One girl shook my hand like all the others, but then grabbed me by both hands and started dancing with me. She had me swaying back and forth to the music and twirling her under my arm. She then led me to the middle of the room to dance there. It quite took me by surprise.

Another story I thought might interest readers is regarding the food here. Our dear friend Zenia, who also helps keep house, offered to help us shop for and cook a traditional Zambian meal.

We left for one of the main markets here in Ndola, called Masala, early one Friday morning. Masala covers at least a mile or two of land, and my parents thought that might even be an understatement. It was quite large. It definitely was not fancy. The path where we walked was uneven, solid dirt and covered in large potholes and litter. They sold a variety of different items at their make-shift stands: fruits, vegetables, fish, beans, traditional clothing, shoes… to name a few. It was a lot to take in. Everyone selling the items was very friendly. They greeted us in their language (Bemba) with broad smiles and hearty handshakes.

PART TWO

Zenia accompanied us (rather, she led us) on this endeavor of tackling an African market. We had decided on three different Zambian dishes for our supper: Nshima, ifisashi and kapenta.

Nshima is the staple food here which they eat on a daily basis. It consists entirely of boiled white cornmeal, cooked until it is a consistency comparable to thick mashed potatoes. They then scoop it out of the pot in lumps to eat. Next, they take a bite-sized portion of their lump, roll it in their hand, and dip it in the other dishes on their plate.

The second dish is ifisashi. This can be made various ways, and is a very common side dish to have with nshima. Its ingredients are tomatoes, onions, ground peanuts, and either spinach, kale, pumpkin leaves or other greens boiled together (I’ve eaten it with kale in the past, but this time we used pumpkin leaves). When it is done, it looks quite a bit like spinach and artichoke dip. It is incredibly delicious; one of our favorites.

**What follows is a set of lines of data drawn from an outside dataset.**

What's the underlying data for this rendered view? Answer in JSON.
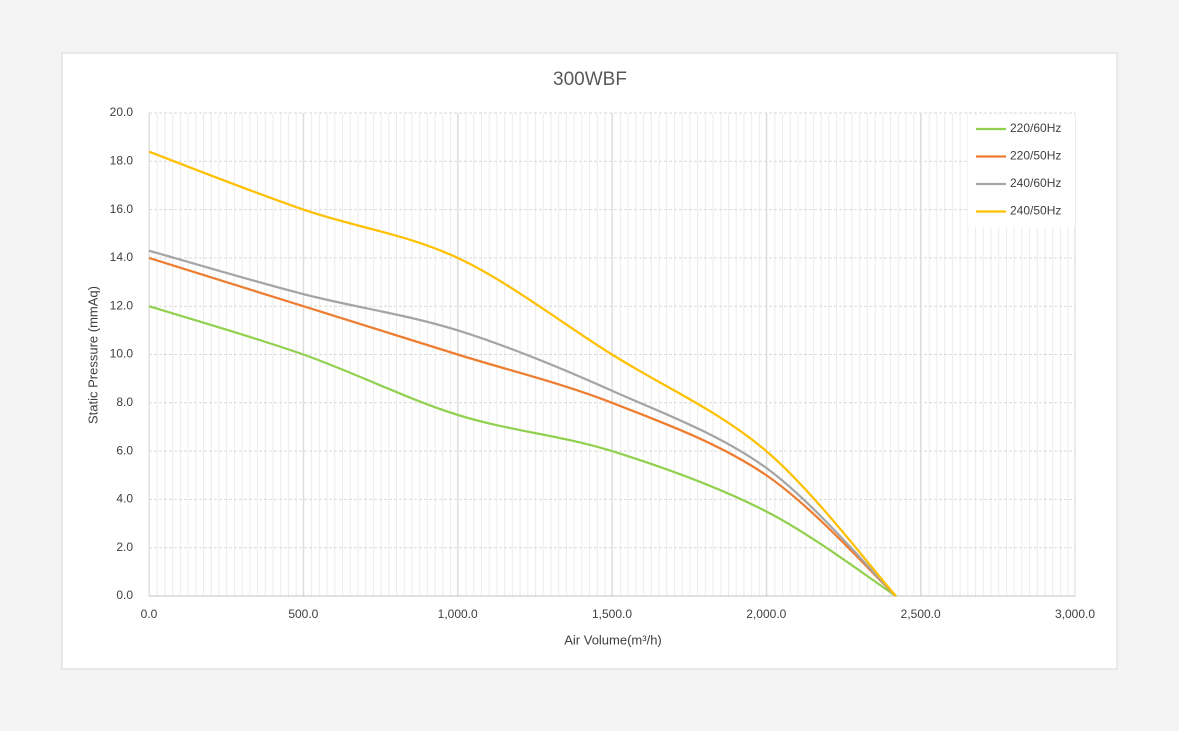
{
  "chart_data": {
    "type": "line",
    "title": "300WBF",
    "x_label": "Air Volume(m³/h)",
    "y_label": "Static Pressure (mmAq)",
    "xlim": [
      0,
      3000
    ],
    "xticks": [
      {
        "value": 0,
        "label": "0.0"
      },
      {
        "value": 500,
        "label": "500.0"
      },
      {
        "value": 1000,
        "label": "1,000.0"
      },
      {
        "value": 1500,
        "label": "1,500.0"
      },
      {
        "value": 2000,
        "label": "2,000.0"
      },
      {
        "value": 2500,
        "label": "2,500.0"
      },
      {
        "value": 3000,
        "label": "3,000.0"
      }
    ],
    "ylim": [
      0,
      20
    ],
    "yticks": [
      {
        "value": 0,
        "label": "0.0"
      },
      {
        "value": 2,
        "label": "2.0"
      },
      {
        "value": 4,
        "label": "4.0"
      },
      {
        "value": 6,
        "label": "6.0"
      },
      {
        "value": 8,
        "label": "8.0"
      },
      {
        "value": 10,
        "label": "10.0"
      },
      {
        "value": 12,
        "label": "12.0"
      },
      {
        "value": 14,
        "label": "14.0"
      },
      {
        "value": 16,
        "label": "16.0"
      },
      {
        "value": 18,
        "label": "18.0"
      },
      {
        "value": 20,
        "label": "20.0"
      }
    ],
    "grid": true,
    "legend": "top-right",
    "x": [
      0,
      500,
      1000,
      1500,
      2000,
      2420
    ],
    "series": [
      {
        "name": "220/60Hz",
        "color": "#92d050",
        "values": [
          12,
          10,
          7.5,
          6,
          3.5,
          0
        ]
      },
      {
        "name": "220/50Hz",
        "color": "#ed7d31",
        "values": [
          14,
          12,
          10,
          8,
          5,
          0
        ]
      },
      {
        "name": "240/60Hz",
        "color": "#a5a5a5",
        "values": [
          14.3,
          12.5,
          11,
          8.5,
          5.3,
          0
        ]
      },
      {
        "name": "240/50Hz",
        "color": "#ffc000",
        "values": [
          18.4,
          16,
          14,
          10,
          6,
          0
        ]
      }
    ]
  }
}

Kapenta is a kind of fish similar to a minnow. We buy them dried at the market (with their eyeballs and everything). To cook them, we fry them on the stove with some spices and then eat them with our nshima. The eyeballs remain on the fish.

While at the market, we shopped for the ingredients to make the aforesaid foods. The experience was quite enjoyable until the drunken men showed up.

Thankfully, the Zambians are extremely protective people. They don’t tolerate anyone being bothered or bullied. Therefore, when the drunken men wouldn’t cease begging from us and getting in our faces, a handful of men quickly noticed and called them off.

Upon arriving home from Masala, Zenia quickly put Mom and I to work tearing pumpkin leaves and dicing vegetables for supper.

After much observation and participation in preparing the meal, I don’t think I could recreate it without some help, but I felt like I did learn a lot about the Zambian way of cooking and enjoyed a fun afternoon in the kitchen with my mom and Zenia.

The meal turned out very tasty. I admit the kapenta was not my favorite dish (it was a little too fishy for my taste) but it wasn’t bad. Overall, the meal was a hit.

We continue to build our relationships with the neighbor kids that come to play. I believe we can refer to them all by name now and have studied enough Bemba to communicate during a friendly game of “futball.” We’ve also enjoyed all the things they’ve had to say about us.

One of them told me this week that my skin was “as soft as a tomato,” and they can’t believe my hair is natural and not a wig. They had to play with it and touch it themselves before I think they were convinced.

As for Wiphan, we have visited a few times as a family and my dad on a couple of other occasions. We have enjoyed it each time we have visited, having the opportunity to meet and greet the children and staff. I anticipate writing more about Wiphan in my next article.

To conclude, I just want to say what an exciting opportunity it is for me to write my story and share it with you. I hope these stories are an encouragement for all of you.